Project Summary Interleukin-2 is a potent T cell growth factor with crucial roles in both immunity and self-tolerance. Genome-wide association studies (GWAS) in humans have shown that genetic variation at the IL2 and IL2RA loci influence susceptibility to multiple immune-mediated diseases including allergic asthma, systemic lupus erythematosus, and inflammatory bowel disease (IBD), identifying this as a key molecular axis that controls immune activity. However, mechanistic basis of disease risk for these polymorphisms is poorly understood. We have new evidence that the cis-regulatory architectures of IL2 and IL2RA extend much further from the gene than previously appreciated, encompassing regions harboring known disease-associated variants, and we hypothesize that polymorphisms within these elements control the level and timing of IL-2 and IL-2RA expression to control the balance of tolerance vs. inflammation. In this application, we propose a comprehensive screen for potential cis-regulatory elements that interact with the IL2 and IL2RA genes using state-of-the-art epigenomic approaches like ATAC-seq and Capture-C-seq. We will establish how these elements contribute to IL2 and IL2RA gene expression using powerful, CRISPR/CAS9-based genome editing approaches. To study the impact of disease-associated genetic variation at these regulatory elements on immune function in in vivo systems, we will analyze the responses of genetically characterized subjects curated from the Benaroya Research Institute biorepository, and create mice in which orthologous murine Il2 and Il2ra enhancer sequences have been replaced with human risk alleles, assessing the disease susceptibility in models of allergic asthma, SLE and IBD. Our studies will provide comprehensive maps of the transcriptional architecture of IL2 and IL2RA, insights into the molecular basis for the genetic association of IL2 and IL2RA with autoimmune disease, and may guide the design of new approaches for the treatment of organ transplant rejection and inflammatory disease.

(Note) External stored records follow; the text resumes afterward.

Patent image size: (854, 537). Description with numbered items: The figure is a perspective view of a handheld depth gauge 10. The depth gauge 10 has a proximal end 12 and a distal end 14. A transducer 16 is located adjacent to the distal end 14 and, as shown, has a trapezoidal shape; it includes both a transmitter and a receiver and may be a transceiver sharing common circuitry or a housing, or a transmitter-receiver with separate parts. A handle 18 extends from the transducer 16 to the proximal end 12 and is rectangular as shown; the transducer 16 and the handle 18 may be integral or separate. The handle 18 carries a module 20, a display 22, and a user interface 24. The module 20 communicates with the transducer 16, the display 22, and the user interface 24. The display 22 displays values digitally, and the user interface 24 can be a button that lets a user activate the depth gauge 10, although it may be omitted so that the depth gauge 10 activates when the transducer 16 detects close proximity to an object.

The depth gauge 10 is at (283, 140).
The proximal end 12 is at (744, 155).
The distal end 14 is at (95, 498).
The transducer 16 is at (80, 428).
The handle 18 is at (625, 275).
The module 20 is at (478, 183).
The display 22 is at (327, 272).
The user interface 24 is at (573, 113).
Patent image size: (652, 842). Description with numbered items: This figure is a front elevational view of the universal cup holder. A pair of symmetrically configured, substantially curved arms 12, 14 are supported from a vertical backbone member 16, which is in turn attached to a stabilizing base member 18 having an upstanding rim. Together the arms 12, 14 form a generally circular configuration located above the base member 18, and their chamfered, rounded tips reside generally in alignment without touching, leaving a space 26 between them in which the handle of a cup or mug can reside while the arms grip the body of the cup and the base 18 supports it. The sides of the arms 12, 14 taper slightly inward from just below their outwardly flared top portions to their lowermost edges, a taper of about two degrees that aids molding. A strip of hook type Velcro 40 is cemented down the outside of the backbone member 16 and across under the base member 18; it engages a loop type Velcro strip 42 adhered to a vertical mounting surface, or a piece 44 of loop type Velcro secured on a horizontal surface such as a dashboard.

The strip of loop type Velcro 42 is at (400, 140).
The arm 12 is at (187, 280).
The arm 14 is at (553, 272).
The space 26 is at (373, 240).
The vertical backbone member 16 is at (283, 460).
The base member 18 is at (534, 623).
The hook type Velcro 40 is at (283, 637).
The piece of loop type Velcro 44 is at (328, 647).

项目概要 Interleukin-2 是一种有效的 T 细胞生长因子，在免疫和自我耐受中发挥着至关重要的作用。全基因组 人类关联研究 (GWAS) 表明，IL2 和 IL2RA 位点的遗传变异影响 易患多种免疫介导的疾病，包括过敏性哮喘、系统性红斑狼疮、 和炎症性肠病（IBD），将其确定为控制免疫活动的关键分子轴。 然而，人们对这些多态性疾病风险的机制基础知之甚少。我们有新的 有证据表明 IL2 和 IL2RA 的顺式调控结构比基因延伸得更远 先前认识到，涵盖含有已知疾病相关变异的区域，并且我们 假设这些元件内的多态性控制 IL-2 和 IL-2RA 表达的水平和时间 控制耐受性与炎症的平衡。在此应用中，我们提出了一个全面的屏幕 使用最先进的表观基因组技术与 IL2 和 IL2RA 基因相互作用的潜在顺式调控元件 ATAC-seq 和 Capture-C-seq 等方法。我们将确定这些元素如何促进 IL2 和 使用基于 CRISPR/CAS9 的强大基因组编辑方法进行 IL2RA 基因表达。研究影响 这些调节元件对体内系统免疫功能的疾病相关遗传变异，我们 将分析贝纳罗亚研究所策划的基因特征受试者的反应 生物储存库，并创建小鼠，其中直系同源小鼠 Il2 和 Il2ra 增强子序列已被 替换为人类风险等位基因，评估过敏性哮喘、SLE 和 IBD 模型的疾病易感性。 我们的研究将提供 IL2 和 IL2RA 转录结构的全面图谱，深入了解 IL2 和 IL2RA 与自身免疫性疾病遗传关联的分子基础，并可能指导 设计治疗器官移植排斥和炎症性疾病的新方法。